Aβ-challenged astrocytes (1 µg/ml) were treated with CBD (10−9–10−7 M) in the presence of PPARα (MK886, 3 µM) or PPARγ (GW9662, 9 nM) antagonist. 24 h later, NO production was determined by measuring nitrite (NO2 ) accumulation in the culture medium (A), whereas IL-1β, TNFα, and S100B release was determined by ELISA experiments (B,C,D). Each bar shows the mean ± S.E.M. of five separate experiments. ***p<0.001 vs. control; °p<0.05, °°p<0.01, and °°°p<0.001 vs. Aβ-challenged cells.
Figure 2
Figure 2. Effects of CBD on Aβ-induced iNOS, GFAP, S100B, and p50/p65 expression in rat astrocytes.
Aβ-challenged cells (1 µg/ml) were treated with CBD (10−9–10−7 M) in the presence of PPARα (MK886, 3 µM) or PPARγ (GW9662, 9 nM) antagonist. iNOS, GFAP, and S100B expression was evaluated by Western blot 24 h after treatments. NF-κB activation was evaluated 3 h following treatments by Western blot analysis of its component p50 and p65. Figure shows results of Western blot analysis of proteins (A) and densitometric analysis of corresponding bands (B). Results are the mean ± S.E.M. of four separate experiments. ***p<0.001 vs. control; °p<0.5, °° p<0.01, and °°°p<0.001 vs. Aβ-challenged cells.
Figure 3
Figure 3. Effects of CBD on Aβ-induced iNOS, GFAP, S100B, calbindin, and p50/p65 expression in rat hippocampi.

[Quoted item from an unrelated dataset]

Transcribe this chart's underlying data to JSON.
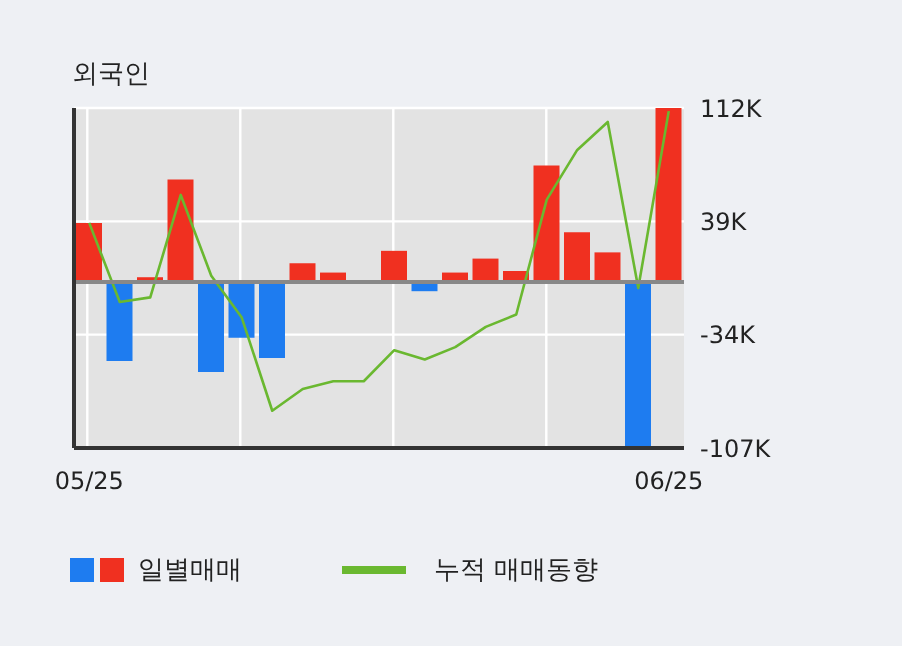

Results of Western blot analyses of iNOS, GFAP, S100B, calbindin, and p50/p65 performed on rat hippocampus homogenates (A) and densitometric analysis of corresponding bands (B). Results are the mean ± S.E.M. of three separate experiments. *** p<0.001 vs. vehicle inoculated rats; °°p<0.01 and °°° p<0.001 vs. Aβ-inoculated rats.
Figure 4
Figure 4. Effects of CBD on reactive gliosis, neuronal survival, and neurogenesis in rat hippocampi.
A: representative photomicrographs of the CA1 area of rat hippocampus showing the results of immunohistochemical evaluation of GFAP. B: representative photomicrographs showing the results of Nissl staining of the whole rat hippocampus (2X magnification) and the corresponding CA1 region (10X magnification). C: immunofluorescence photomicrographs showing a particular (10X magnification) of DCX-labeled cells in the dentate gyrus (DG) of rat hippocampi.